Last night I saw you drinking whiskey down at the lobby bar when I got there, Tropical Waluigi says, so I bet that’s where our suitcases got switched. I opened yours and it didn’t have the money, and the man with the scar got real mad. My guess is he figured out that was your suitcase, thought we were working together, knocked us out and then I don’t know what happened.

Getting knocked out is probably why we have these headaches, Tropical Waluigi said, and why we don’t remember anything after that. I have a feeling that guy is still around somewhere.

I told Tropical Waluigi that I didn’t even notice the headache. I always have a headache.

That guy isn’t leaving without the money, he said.

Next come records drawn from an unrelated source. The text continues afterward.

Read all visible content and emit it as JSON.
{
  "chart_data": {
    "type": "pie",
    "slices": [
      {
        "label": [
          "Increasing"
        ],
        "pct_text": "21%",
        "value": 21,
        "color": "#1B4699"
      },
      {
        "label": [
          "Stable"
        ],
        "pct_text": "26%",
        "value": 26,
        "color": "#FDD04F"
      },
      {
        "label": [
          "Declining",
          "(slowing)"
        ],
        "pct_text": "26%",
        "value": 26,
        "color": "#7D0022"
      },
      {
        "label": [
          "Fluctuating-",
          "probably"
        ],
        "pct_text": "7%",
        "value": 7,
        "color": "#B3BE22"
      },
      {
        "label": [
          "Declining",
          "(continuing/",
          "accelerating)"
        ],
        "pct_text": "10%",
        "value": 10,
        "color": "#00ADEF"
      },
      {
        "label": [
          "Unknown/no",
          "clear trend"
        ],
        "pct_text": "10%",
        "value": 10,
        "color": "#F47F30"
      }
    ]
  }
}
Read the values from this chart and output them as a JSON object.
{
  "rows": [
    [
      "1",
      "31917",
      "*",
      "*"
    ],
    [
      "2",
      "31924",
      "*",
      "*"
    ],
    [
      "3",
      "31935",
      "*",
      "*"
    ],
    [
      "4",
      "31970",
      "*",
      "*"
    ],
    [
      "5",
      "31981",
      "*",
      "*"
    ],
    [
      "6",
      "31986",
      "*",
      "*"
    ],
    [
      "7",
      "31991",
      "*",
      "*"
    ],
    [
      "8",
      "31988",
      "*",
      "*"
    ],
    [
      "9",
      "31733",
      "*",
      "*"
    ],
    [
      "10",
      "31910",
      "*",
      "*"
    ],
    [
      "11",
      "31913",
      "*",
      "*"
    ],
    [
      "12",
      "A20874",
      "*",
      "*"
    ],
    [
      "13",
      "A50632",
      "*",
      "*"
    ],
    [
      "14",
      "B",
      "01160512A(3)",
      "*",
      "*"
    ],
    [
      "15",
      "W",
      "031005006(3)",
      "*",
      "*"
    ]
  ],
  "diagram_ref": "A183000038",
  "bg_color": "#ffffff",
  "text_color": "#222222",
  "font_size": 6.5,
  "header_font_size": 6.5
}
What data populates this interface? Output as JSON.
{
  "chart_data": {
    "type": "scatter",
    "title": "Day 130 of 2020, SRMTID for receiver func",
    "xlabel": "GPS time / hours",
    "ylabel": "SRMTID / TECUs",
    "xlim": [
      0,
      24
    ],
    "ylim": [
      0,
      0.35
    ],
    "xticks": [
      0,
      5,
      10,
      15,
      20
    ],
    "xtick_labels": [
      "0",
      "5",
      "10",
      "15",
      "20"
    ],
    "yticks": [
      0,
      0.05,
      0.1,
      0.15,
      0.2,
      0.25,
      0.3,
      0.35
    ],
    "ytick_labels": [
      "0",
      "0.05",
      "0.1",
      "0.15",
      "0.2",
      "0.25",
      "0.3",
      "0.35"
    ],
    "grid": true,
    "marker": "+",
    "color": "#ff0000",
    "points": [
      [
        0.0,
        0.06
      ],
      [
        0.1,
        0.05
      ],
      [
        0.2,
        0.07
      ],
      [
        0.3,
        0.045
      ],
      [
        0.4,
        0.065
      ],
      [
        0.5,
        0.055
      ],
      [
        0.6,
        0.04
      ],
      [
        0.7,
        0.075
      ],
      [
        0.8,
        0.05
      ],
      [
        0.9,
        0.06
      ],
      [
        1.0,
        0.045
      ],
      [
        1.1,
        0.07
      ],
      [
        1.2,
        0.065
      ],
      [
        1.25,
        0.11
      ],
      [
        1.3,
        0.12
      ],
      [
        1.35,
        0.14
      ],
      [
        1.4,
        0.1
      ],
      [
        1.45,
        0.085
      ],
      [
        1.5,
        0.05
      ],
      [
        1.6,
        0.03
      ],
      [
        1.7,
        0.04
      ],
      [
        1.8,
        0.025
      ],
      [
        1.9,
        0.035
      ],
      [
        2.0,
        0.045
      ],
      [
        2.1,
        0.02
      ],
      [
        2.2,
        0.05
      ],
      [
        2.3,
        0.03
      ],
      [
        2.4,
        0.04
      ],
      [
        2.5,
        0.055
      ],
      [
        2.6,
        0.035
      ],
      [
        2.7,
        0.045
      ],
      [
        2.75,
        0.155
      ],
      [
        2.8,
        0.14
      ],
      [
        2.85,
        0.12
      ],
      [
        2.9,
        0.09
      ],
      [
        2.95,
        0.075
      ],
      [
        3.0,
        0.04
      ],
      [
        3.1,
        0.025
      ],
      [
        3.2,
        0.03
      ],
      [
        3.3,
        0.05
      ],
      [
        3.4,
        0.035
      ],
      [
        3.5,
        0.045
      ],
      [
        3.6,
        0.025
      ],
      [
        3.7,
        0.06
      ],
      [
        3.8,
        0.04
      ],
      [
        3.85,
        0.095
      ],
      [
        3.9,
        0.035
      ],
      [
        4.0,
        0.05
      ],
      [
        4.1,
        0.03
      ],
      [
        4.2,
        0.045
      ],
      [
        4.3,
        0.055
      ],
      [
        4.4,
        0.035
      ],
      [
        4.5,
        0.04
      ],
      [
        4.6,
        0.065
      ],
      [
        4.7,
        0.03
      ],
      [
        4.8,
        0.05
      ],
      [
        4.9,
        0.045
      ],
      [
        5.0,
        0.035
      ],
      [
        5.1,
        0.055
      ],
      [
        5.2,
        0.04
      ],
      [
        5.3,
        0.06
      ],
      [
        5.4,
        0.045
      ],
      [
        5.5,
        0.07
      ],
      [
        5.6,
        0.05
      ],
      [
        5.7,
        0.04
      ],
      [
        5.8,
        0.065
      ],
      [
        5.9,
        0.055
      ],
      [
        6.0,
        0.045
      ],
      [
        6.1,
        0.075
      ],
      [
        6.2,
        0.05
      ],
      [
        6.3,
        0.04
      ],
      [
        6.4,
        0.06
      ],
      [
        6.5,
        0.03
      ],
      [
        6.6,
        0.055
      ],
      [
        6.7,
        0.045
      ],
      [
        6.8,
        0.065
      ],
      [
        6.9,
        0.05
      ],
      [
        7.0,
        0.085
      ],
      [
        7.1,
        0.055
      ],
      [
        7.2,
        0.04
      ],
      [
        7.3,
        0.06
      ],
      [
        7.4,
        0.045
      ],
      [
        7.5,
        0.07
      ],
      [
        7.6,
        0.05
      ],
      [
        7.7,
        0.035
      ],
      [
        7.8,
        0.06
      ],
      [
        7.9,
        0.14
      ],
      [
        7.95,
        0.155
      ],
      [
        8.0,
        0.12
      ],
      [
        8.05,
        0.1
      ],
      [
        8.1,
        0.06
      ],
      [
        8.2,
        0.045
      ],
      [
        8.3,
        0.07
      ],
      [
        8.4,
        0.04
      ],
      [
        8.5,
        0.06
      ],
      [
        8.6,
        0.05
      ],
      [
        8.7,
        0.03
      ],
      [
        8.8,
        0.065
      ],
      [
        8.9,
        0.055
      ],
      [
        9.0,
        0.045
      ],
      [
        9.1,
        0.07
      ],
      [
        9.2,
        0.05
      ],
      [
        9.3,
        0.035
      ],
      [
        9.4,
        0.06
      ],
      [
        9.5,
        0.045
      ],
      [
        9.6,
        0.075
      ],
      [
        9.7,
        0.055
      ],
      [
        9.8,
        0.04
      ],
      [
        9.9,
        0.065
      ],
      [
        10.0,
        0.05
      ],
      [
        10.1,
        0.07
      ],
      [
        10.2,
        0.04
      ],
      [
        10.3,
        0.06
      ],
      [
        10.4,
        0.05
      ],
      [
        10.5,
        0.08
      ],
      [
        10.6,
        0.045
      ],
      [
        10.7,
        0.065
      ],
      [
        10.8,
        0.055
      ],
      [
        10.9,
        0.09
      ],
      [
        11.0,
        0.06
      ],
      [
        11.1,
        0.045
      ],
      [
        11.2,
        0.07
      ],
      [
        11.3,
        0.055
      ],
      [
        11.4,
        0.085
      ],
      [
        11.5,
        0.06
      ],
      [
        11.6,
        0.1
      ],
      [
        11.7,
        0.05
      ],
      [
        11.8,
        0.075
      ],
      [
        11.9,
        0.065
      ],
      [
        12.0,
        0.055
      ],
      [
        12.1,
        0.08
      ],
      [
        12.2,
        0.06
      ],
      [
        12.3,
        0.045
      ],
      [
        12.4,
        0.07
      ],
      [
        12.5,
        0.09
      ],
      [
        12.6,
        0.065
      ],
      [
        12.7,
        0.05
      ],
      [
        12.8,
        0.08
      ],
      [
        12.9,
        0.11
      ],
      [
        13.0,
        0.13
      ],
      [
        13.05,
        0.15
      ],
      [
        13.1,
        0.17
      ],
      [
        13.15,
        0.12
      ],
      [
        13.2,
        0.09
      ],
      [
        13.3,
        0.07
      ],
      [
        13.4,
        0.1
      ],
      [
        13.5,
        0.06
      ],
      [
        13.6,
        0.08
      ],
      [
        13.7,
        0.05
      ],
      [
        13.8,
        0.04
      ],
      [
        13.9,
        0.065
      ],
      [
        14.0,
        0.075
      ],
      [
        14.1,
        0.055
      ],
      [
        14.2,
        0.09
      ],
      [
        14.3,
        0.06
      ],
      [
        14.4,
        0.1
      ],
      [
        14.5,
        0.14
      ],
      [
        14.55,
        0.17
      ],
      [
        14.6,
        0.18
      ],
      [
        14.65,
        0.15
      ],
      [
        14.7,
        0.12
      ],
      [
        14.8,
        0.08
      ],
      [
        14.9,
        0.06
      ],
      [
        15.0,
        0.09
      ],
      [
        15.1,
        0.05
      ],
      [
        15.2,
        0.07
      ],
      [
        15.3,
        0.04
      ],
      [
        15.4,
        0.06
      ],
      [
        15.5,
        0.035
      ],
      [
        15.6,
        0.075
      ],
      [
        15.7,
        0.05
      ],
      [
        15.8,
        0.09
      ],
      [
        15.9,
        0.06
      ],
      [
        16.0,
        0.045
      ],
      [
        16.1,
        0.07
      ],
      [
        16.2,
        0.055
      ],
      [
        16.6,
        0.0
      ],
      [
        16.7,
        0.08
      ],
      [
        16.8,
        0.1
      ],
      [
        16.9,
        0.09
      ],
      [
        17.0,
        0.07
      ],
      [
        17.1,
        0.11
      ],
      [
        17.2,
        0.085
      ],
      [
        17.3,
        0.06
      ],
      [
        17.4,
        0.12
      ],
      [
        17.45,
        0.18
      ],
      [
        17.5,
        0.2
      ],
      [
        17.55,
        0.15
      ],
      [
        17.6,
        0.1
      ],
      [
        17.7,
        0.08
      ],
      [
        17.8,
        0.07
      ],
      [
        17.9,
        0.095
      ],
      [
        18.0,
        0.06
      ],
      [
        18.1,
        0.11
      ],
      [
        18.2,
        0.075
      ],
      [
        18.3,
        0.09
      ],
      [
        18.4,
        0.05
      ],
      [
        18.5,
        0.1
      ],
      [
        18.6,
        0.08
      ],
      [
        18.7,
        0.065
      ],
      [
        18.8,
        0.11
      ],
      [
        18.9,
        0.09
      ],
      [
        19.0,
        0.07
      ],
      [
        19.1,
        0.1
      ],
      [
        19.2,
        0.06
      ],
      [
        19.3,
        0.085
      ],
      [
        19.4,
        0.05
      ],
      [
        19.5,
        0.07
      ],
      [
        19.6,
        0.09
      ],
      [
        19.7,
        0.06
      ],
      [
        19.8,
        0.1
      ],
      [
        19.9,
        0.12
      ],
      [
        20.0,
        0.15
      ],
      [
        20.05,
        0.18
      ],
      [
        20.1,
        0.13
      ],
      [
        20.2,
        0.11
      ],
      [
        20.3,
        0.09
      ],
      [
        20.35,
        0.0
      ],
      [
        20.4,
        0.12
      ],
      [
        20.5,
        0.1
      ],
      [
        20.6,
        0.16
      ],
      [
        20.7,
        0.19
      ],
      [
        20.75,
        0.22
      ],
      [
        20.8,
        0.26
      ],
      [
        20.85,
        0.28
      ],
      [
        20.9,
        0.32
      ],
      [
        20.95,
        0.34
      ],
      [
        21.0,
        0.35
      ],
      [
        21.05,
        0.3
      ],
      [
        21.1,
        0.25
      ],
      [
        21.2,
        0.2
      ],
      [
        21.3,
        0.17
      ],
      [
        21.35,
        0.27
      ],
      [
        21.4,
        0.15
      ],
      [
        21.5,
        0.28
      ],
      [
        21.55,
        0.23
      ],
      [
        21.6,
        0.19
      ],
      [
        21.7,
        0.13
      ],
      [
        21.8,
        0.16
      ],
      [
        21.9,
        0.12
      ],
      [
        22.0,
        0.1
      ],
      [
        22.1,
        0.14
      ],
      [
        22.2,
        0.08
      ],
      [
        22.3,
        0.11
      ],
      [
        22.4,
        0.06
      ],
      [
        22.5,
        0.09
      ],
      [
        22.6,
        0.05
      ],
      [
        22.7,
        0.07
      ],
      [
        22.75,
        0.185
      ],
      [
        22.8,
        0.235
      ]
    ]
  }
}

Or without making you regret it, I added.

Tropical Waluigi clowned me for a few more Smash matches in just the most brutal way.

So there’s money in that suitcase, I said.

He unzipped the outside pocket on his bag and pulled out a chunk of hundreds. He peeled one off and tucked it into my shirt pocket. Sorry about all this, he said.

No big deal, I said, and just like that, the whole business was behind us.

We played Smash for a few more hours, ordered pizza and weed, played FIFA until two in the morning, took a walk to the convenience store for Red Bull, and argued about Red Dead 2 until sunrise. We also engaged in some light horseplay. Really good guy.

This morning I went back to the convention center to marvel at the lines. The nice man in the suit gave me my paper wristband and told me to have a blessed day and I rode that high for a while. The free lunch for the press gave me diarrhea.

Later, wandering the show floor, I saw Tropical Waluigi playing Fortnite on a huge screen. Fans gathered all around his chair and cheered when he headshotted the last opponent.

He worked his way through the crowd, mumbling thank you and halfway smiling for selfies with teenage fans. Except one fan looked older than the others, a tall old man with a suit and hat who pushed through the crowd and took Tropical Waluigi’s hand, as if to shake it.

Tropical Waluigi hit the ground before he started screaming. The crowd scattered for a moment and that’s when I saw him there, rolling around, yelling about his hand. His fingers were jumbled up like snapped twigs. Every knuckle was broken.

The crowd reached a critical mass and started to close in on Tropical Waluigi again with their phones out. Folks abandoned the demo lines to rubberneck on that sweetest of sights, a gaming celebrity’s misfortune. Before the crowd sealed up I caught one last look at my new friend. His mouth hung open while he poked his mangled hand at an EMT. He gaped at the camera lenses. You could almost hear the tweets swarming out of the convention hall.

Everyone was so distracted that they didn’t even notice the assailant lingering at the exit, looking out into the evening with his hands in his pockets, like he had nowhere to be. The old man glanced at me over his shoulder.

I liked you, man, I said.

The man pulled off his hat but didn’t turn around. A shiny pink scar ran the length of his skull. He strolled out the door into the heat.

Have a blessed day, he said.

And that was how, while everybody else was busy live streaming the worst moment of Tropical Waluigi’s life, I let the man who did it go free. You might think I’m a bad person for minding my own business. You’re probably right. Good people don’t mind their own business.

But it’s not my job to be a good person. I am a games journalist.

The booth lines had all pretty much emptied from the commotion. Finally, after three days in Hell, a writer stumbles on a stroke of good luck. I hurried from booth to booth for the final hour of E3, touching every piece of new hardware, watching every exclusive preview, playing every demo. They were all fine, I guess. Video games aren’t really my thing.